Horani Suzzane, Stater Evan P, Corringer Pierre-Jean, Trudell James R, Harris R Adron, Howard Rebecca J
Waggoner Center for Alcohol and Addiction Research, The University of Texas at Austin, Austin, Texas.
Chemistry Department , Skidmore College, Saratoga Springs, New York.
Alcohol Clin Exp Res. 2015 Jun;39(6):962-8. doi: 10.1111/acer.12735. Epub 2015 May 14.
Mutagenesis and labeling studies have identified amino acids from the human α1 glycine receptor (GlyR) extracellular, transmembrane (TM), and intracellular domains in mediating ethanol (EtOH) potentiation. However, limited high-resolution structural data for physiologically relevant receptors in this Cys-loop receptor superfamily have made pinpointing the critical amino acids difficult. Homologous ion channels from lower organisms provide conserved models for structural and functional properties of Cys-loop receptors.

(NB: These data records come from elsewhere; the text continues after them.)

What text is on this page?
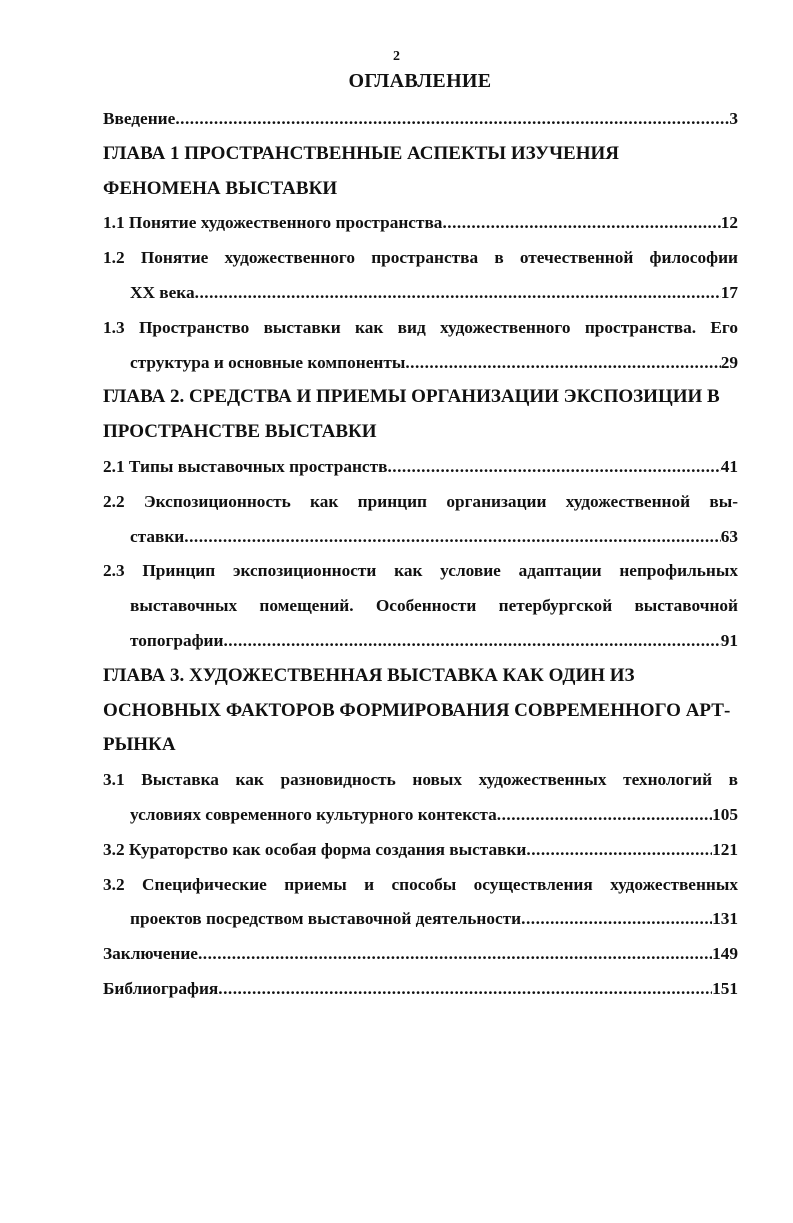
2
ОГЛАВЛЕНИЕ
Введение .....	3
ГЛАВА 1 ПРОСТРАНСТВЕННЫЕ АСПЕКТЫ ИЗУЧЕНИЯ
ФЕНОМЕНА ВЫСТАВКИ
1.1 Понятие художественного пространства .....	12
1.2 Понятие художественного пространства в отечественной философии
XX века .....	17
1.3 Пространство выставки как вид художественного пространства. Его
структура и основные компоненты .....	29
ГЛАВА 2. СРЕДСТВА И ПРИЕМЫ ОРГАНИЗАЦИИ ЭКСПОЗИЦИИ В
ПРОСТРАНСТВЕ ВЫСТАВКИ
2.1 Типы выставочных пространств .....	41
2.2 Экспозиционность как принцип организации художественной вы-
ставки .....	63
2.3 Принцип экспозиционности как условие адаптации непрофильных
выставочных помещений. Особенности петербургской выставочной
топографии .....	91
ГЛАВА 3. ХУДОЖЕСТВЕННАЯ ВЫСТАВКА КАК ОДИН ИЗ
ОСНОВНЫХ ФАКТОРОВ ФОРМИРОВАНИЯ СОВРЕМЕННОГО АРТ-
РЫНКА
3.1 Выставка как разновидность новых художественных технологий в
условиях современного культурного контекста .....	105
3.2 Кураторство как особая форма создания выставки .....	121
3.2 Специфические приемы и способы осуществления художественных
проектов посредством выставочной деятельности .....	131
Заключение .....	149
Библиография .....	151
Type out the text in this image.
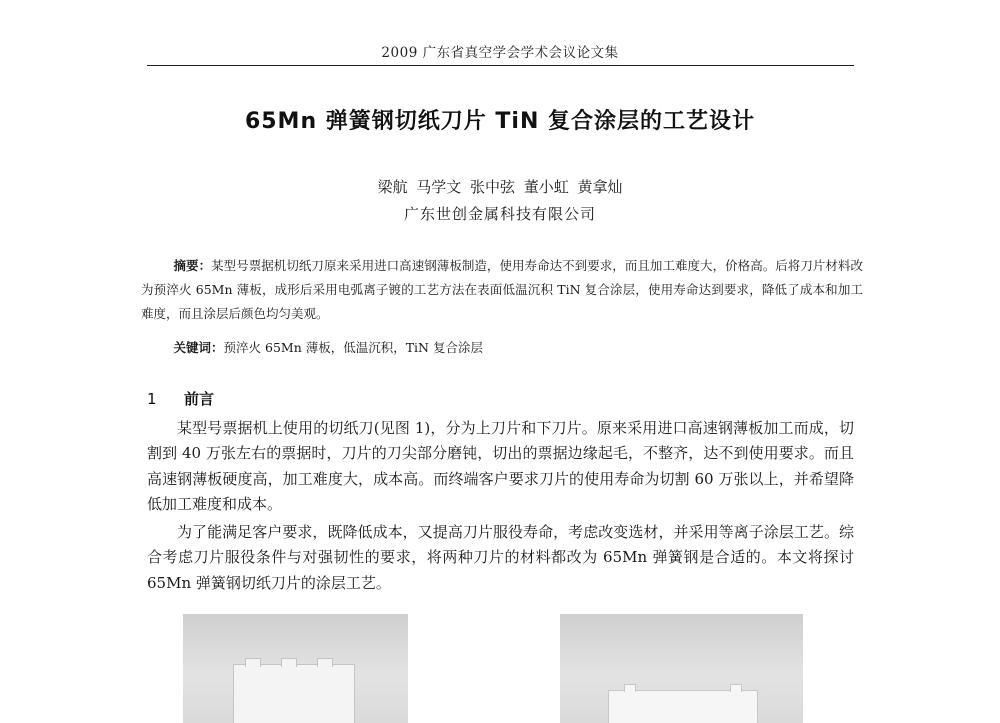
2009 广东省真空学会学术会议论文集
65Mn 弹簧钢切纸刀片 TiN 复合涂层的工艺设计
梁航 马学文 张中弦 董小虹 黄拿灿
广东世创金属科技有限公司
摘要：某型号票据机切纸刀原来采用进口高速钢薄板制造，使用寿命达不到要求，而且加工难度大，价格高。后将刀片材料改为预淬火 65Mn 薄板，成形后采用电弧离子镀的工艺方法在表面低温沉积 TiN 复合涂层，使用寿命达到要求，降低了成本和加工难度，而且涂层后颜色均匀美观。
关键词：预淬火 65Mn 薄板，低温沉积，TiN 复合涂层
1 前言
某型号票据机上使用的切纸刀(见图 1)，分为上刀片和下刀片。原来采用进口高速钢薄板加工而成，切割到 40 万张左右的票据时，刀片的刀尖部分磨钝，切出的票据边缘起毛，不整齐，达不到使用要求。而且高速钢薄板硬度高，加工难度大，成本高。而终端客户要求刀片的使用寿命为切割 60 万张以上，并希望降低加工难度和成本。
为了能满足客户要求，既降低成本，又提高刀片服役寿命，考虑改变选材，并采用等离子涂层工艺。综合考虑刀片服役条件与对强韧性的要求，将两种刀片的材料都改为 65Mn 弹簧钢是合适的。本文将探讨 65Mn 弹簧钢切纸刀片的涂层工艺。
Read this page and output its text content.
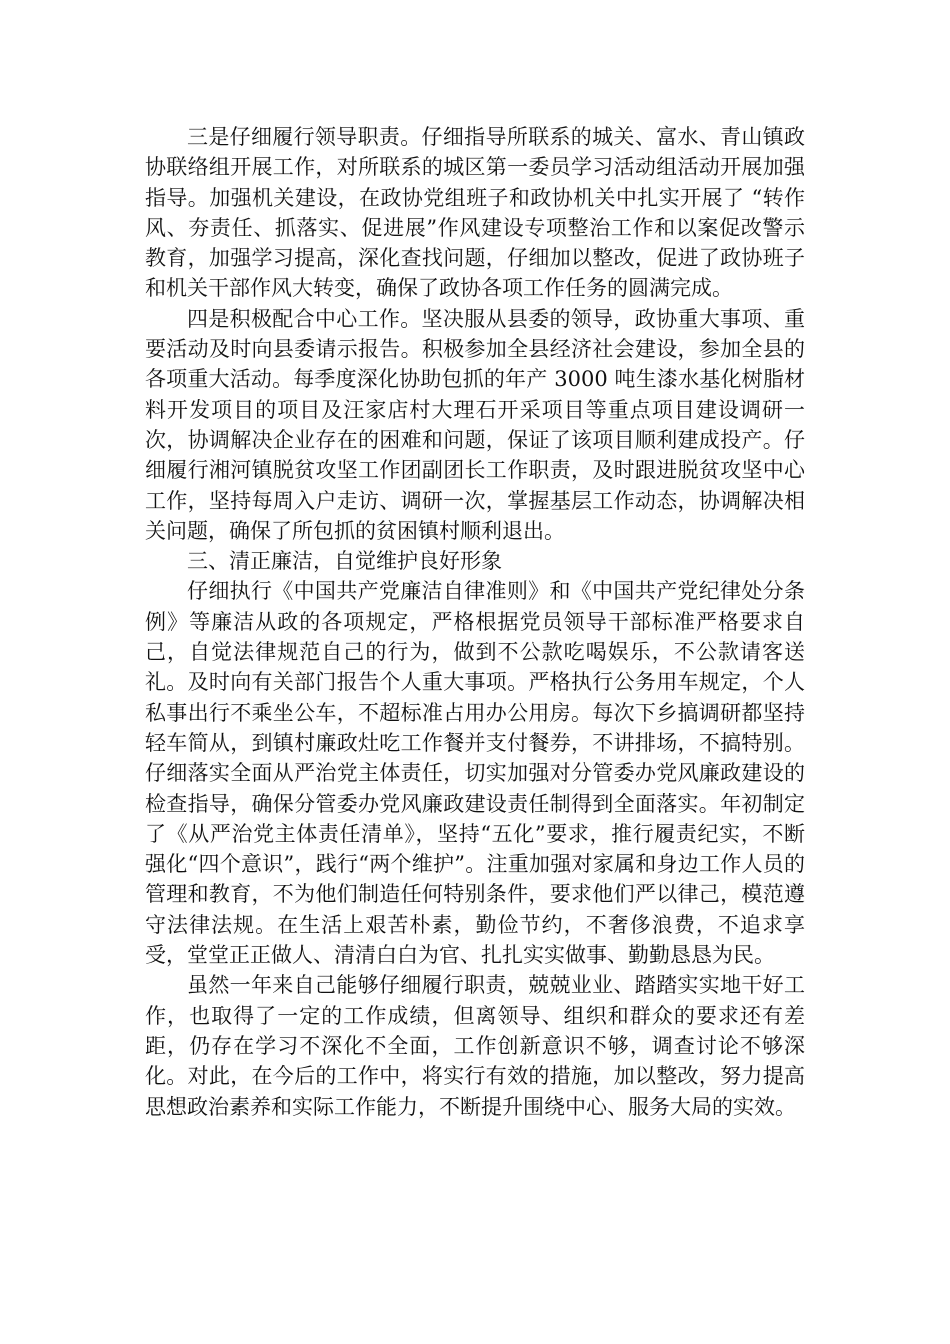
三是仔细履行领导职责。仔细指导所联系的城关、富水、青山镇政协联络组开展工作，对所联系的城区第一委员学习活动组活动开展加强指导。加强机关建设，在政协党组班子和政协机关中扎实开展了 “转作风、夯责任、抓落实、促进展”作风建设专项整治工作和以案促改警示教育，加强学习提高，深化查找问题，仔细加以整改，促进了政协班子和机关干部作风大转变，确保了政协各项工作任务的圆满完成。

四是积极配合中心工作。坚决服从县委的领导，政协重大事项、重要活动及时向县委请示报告。积极参加全县经济社会建设，参加全县的各项重大活动。每季度深化协助包抓的年产 3000 吨生漆水基化树脂材料开发项目的项目及汪家店村大理石开采项目等重点项目建设调研一次，协调解决企业存在的困难和问题，保证了该项目顺利建成投产。仔细履行湘河镇脱贫攻坚工作团副团长工作职责，及时跟进脱贫攻坚中心工作，坚持每周入户走访、调研一次，掌握基层工作动态，协调解决相关问题，确保了所包抓的贫困镇村顺利退出。

三、清正廉洁，自觉维护良好形象

仔细执行《中国共产党廉洁自律准则》和《中国共产党纪律处分条例》等廉洁从政的各项规定，严格根据党员领导干部标准严格要求自己，自觉法律规范自己的行为，做到不公款吃喝娱乐，不公款请客送礼。及时向有关部门报告个人重大事项。严格执行公务用车规定，个人私事出行不乘坐公车，不超标准占用办公用房。每次下乡搞调研都坚持轻车简从，到镇村廉政灶吃工作餐并支付餐券，不讲排场，不搞特别。仔细落实全面从严治党主体责任，切实加强对分管委办党风廉政建设的检查指导，确保分管委办党风廉政建设责任制得到全面落实。年初制定了《从严治党主体责任清单》，坚持“五化”要求，推行履责纪实，不断强化“四个意识”，践行“两个维护”。注重加强对家属和身边工作人员的管理和教育，不为他们制造任何特别条件，要求他们严以律己，模范遵守法律法规。在生活上艰苦朴素，勤俭节约，不奢侈浪费，不追求享受，堂堂正正做人、清清白白为官、扎扎实实做事、勤勤恳恳为民。

虽然一年来自己能够仔细履行职责，兢兢业业、踏踏实实地干好工作，也取得了一定的工作成绩，但离领导、组织和群众的要求还有差距，仍存在学习不深化不全面，工作创新意识不够，调查讨论不够深化。对此，在今后的工作中，将实行有效的措施，加以整改，努力提高思想政治素养和实际工作能力，不断提升围绕中心、服务大局的实效。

We previously demonstrated that a single amino acid variant of the Gloeobacter violaceus ligand-gated ion channel (GLIC) produced EtOH and anesthetic sensitivity similar to that of GlyRs and provided crystallographic evidence for EtOH binding to GLIC.
We directly compared EtOH modulation of the α1 GlyR and GLIC to a chimera containing the TM domain from human α1 GlyRs and the ligand-binding domain of GLIC using 2-electrode voltage-clamp electrophysiology of receptors expressed in Xenopus laevis oocytes.
EtOH potentiated α1 GlyRs in a concentration-dependent manner in the presence of zinc-chelating agents, but did not potentiate GLIC at pharmacologically relevant concentrations. The GLIC/GlyR chimera recapitulated the EtOH potentiation of GlyRs, without apparent sensitivity to zinc chelation. For chimera expression in oocytes, it was essential to suppress leakage current by adding 50 μM picrotoxin to the media, a technique that may have applications in expression of other ion channels.
Our results are consistent with a TM mechanism of EtOH modulation in Cys-loop receptors. This work highlights the relevance of bacterial homologs as valuable model systems for studying ion channel function of human receptors and demonstrates the modularity of these channels across species.
诱变和标记研究已确定人类α1甘氨酸受体(GlyR)细胞外、跨膜(TM)和细胞内结构域中的氨基酸在介导乙醇(EtOH)增强作用方面发挥作用。然而,该半胱氨酸环受体超家族中生理相关受体的高分辨率结构数据有限,使得确定关键氨基酸变得困难。来自低等生物的同源离子通道为半胱氨酸环受体的结构和功能特性提供了保守模型。我们之前证明,蓝细菌紫质配体门控离子通道(GLIC)的单个氨基酸变体产生的乙醇和麻醉敏感性与甘氨酸受体相似,并提供了乙醇与GLIC结合的晶体学证据。
我们使用非洲爪蟾卵母细胞中表达的受体的双电极电压钳电生理学,将α1甘氨酸受体和GLIC的乙醇调节作用与包含人类α1甘氨酸受体TM结构域和GLIC配体结合结构域的嵌合体进行了直接比较。
在存在锌螯合剂的情况下,乙醇以浓度依赖性方式增强α1甘氨酸受体,但在药理学相关浓度下不增强GLIC。GLIC/甘氨酸受体嵌合体重现甘氨酸受体的乙醇增强作用,对锌螯合无明显敏感性。对于嵌合体在卵母细胞中的表达,通过向培养基中添加50μM印防己毒素来抑制漏电流至关重要,该技术可能在其他离子通道的表达中具有应用价值。
我们的结果与半胱氨酸环受体中乙醇调节的TM机制一致。这项工作强调了细菌同源物作为研究人类受体离子通道功能有价值模型系统的相关性,并证明了这些通道在物种间的模块化。